Monsanto offered the same reason for the number of its trial sites falling from 100 last year to 38 this year.

"Many of those sites were demonstration sites, to show partners in industry what the crops actually looked like," said Tony Combes, a spokesman. "Having seen them one year, they don't need to see them again."

However, the figures will be used in the bitter debate over GM crops, which has already been heightened this week by the news that a farmer in Wiltshire had to destroy a 25-acre trial of herbicide-resistant oilseed rape on the orders of his farm's trustees. They had faced a threat of losing the income from their adjacent organic farming fields amid fears of GM contamination.

The farmer, Fred Barker, was strongly in favour of both the trial and GM crops, but was obliged to spray the field with paraquat weedkiller to destroy them. The Soil Association said the chemical had been used in a way that did not affect the farm's organic crops.

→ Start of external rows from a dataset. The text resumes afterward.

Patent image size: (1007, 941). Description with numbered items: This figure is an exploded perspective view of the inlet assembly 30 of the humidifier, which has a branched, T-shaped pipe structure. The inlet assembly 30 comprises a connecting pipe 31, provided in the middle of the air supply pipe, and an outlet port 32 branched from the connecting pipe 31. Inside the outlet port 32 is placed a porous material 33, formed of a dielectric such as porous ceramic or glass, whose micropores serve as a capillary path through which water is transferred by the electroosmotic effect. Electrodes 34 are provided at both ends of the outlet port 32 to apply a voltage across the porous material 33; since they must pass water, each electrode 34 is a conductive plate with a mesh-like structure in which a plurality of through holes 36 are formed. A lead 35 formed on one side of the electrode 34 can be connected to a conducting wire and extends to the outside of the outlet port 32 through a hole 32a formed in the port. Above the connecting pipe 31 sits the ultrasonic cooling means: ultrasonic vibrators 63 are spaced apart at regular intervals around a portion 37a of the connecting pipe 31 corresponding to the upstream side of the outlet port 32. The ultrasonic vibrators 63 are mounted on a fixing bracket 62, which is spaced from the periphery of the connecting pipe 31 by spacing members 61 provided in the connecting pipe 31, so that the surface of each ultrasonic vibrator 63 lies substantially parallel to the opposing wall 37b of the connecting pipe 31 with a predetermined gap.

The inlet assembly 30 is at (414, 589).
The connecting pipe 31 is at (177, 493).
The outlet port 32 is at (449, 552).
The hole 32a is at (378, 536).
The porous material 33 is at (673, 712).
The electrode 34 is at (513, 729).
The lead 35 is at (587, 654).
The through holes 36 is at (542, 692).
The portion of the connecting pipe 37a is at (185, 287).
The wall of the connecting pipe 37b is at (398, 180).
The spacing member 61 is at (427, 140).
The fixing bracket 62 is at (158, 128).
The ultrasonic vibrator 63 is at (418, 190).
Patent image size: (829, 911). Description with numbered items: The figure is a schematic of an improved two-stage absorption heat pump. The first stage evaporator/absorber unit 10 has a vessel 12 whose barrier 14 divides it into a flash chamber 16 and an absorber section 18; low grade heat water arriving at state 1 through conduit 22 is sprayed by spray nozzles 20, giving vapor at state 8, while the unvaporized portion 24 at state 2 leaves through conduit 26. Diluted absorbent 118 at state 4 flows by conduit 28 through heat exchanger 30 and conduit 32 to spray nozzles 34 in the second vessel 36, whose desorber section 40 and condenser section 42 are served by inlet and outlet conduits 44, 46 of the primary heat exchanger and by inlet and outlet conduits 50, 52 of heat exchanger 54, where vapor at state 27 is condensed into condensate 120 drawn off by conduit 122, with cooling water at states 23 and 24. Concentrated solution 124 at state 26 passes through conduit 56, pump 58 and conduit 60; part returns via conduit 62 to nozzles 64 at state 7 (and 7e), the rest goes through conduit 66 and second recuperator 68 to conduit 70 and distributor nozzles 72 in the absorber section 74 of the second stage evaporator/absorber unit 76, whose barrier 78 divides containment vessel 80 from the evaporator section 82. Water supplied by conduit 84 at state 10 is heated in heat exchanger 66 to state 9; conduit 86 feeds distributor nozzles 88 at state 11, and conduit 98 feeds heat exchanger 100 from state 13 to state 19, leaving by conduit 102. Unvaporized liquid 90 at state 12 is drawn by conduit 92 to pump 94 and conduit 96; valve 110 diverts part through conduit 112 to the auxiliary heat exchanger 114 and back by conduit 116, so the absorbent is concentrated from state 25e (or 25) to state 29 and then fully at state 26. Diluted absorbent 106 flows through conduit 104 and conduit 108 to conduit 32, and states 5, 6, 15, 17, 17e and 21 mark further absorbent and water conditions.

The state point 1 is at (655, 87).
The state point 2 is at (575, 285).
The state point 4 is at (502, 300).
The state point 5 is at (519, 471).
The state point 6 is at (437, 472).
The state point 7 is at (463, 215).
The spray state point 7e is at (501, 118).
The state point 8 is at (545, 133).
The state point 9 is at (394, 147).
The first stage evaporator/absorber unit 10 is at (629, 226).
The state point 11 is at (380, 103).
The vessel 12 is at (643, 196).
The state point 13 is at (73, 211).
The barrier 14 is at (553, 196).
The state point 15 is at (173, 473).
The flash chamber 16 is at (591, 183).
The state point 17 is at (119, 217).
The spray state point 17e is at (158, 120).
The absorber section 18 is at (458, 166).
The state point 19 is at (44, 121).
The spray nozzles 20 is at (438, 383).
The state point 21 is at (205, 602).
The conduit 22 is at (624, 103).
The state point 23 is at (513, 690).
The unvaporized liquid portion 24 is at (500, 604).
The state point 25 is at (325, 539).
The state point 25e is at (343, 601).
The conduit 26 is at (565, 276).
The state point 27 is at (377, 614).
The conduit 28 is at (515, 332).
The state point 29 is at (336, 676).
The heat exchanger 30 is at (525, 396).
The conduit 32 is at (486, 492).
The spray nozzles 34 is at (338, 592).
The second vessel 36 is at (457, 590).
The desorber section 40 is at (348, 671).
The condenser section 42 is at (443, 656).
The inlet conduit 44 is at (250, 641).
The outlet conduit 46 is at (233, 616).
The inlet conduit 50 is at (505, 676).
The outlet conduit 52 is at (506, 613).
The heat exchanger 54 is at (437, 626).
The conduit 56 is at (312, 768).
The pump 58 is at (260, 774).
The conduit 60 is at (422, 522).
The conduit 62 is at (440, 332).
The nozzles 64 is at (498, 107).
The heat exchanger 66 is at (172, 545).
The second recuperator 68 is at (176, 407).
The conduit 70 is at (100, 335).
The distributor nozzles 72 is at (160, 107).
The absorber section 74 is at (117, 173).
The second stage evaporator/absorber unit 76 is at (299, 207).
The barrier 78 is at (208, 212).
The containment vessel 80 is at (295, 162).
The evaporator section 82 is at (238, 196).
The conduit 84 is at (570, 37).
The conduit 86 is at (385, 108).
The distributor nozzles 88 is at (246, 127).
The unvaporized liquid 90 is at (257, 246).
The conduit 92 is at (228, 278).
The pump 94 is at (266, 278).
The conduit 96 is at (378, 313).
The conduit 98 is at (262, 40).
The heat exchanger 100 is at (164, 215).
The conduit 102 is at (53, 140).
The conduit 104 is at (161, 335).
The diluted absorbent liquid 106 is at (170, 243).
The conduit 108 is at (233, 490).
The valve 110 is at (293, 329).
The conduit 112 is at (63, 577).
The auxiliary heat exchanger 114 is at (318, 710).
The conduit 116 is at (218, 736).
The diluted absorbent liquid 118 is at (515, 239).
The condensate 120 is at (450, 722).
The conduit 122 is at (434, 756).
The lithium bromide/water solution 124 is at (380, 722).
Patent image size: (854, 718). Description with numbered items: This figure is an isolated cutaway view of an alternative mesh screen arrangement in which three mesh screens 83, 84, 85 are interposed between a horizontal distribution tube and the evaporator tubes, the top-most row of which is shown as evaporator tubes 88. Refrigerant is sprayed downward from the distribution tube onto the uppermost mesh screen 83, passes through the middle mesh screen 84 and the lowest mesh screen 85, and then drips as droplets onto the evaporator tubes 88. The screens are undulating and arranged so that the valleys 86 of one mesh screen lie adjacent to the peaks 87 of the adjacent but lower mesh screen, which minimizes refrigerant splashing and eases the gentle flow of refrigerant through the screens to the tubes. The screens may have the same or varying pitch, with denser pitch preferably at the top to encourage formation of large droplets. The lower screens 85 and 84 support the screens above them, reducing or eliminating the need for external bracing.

Biotechnology companies are now seeking farmers who will conduct trials of winter-sown oilseed rape, but landowners appear to be increasingly reluctant to allow tenant farmers to take part, fearful of trespass by protesters against GM. It emerged yesterday that Robert Kenyon, who owns a farm near Arborfield, Berkshire, had overruled his tenant farmer and withdrawn permission last week for the planting of a trial site of three acres of GM forage maize developed by Monsanto. The company said the trial had merely been "postponed".

Such disputes are likely to become more common in the months ahead.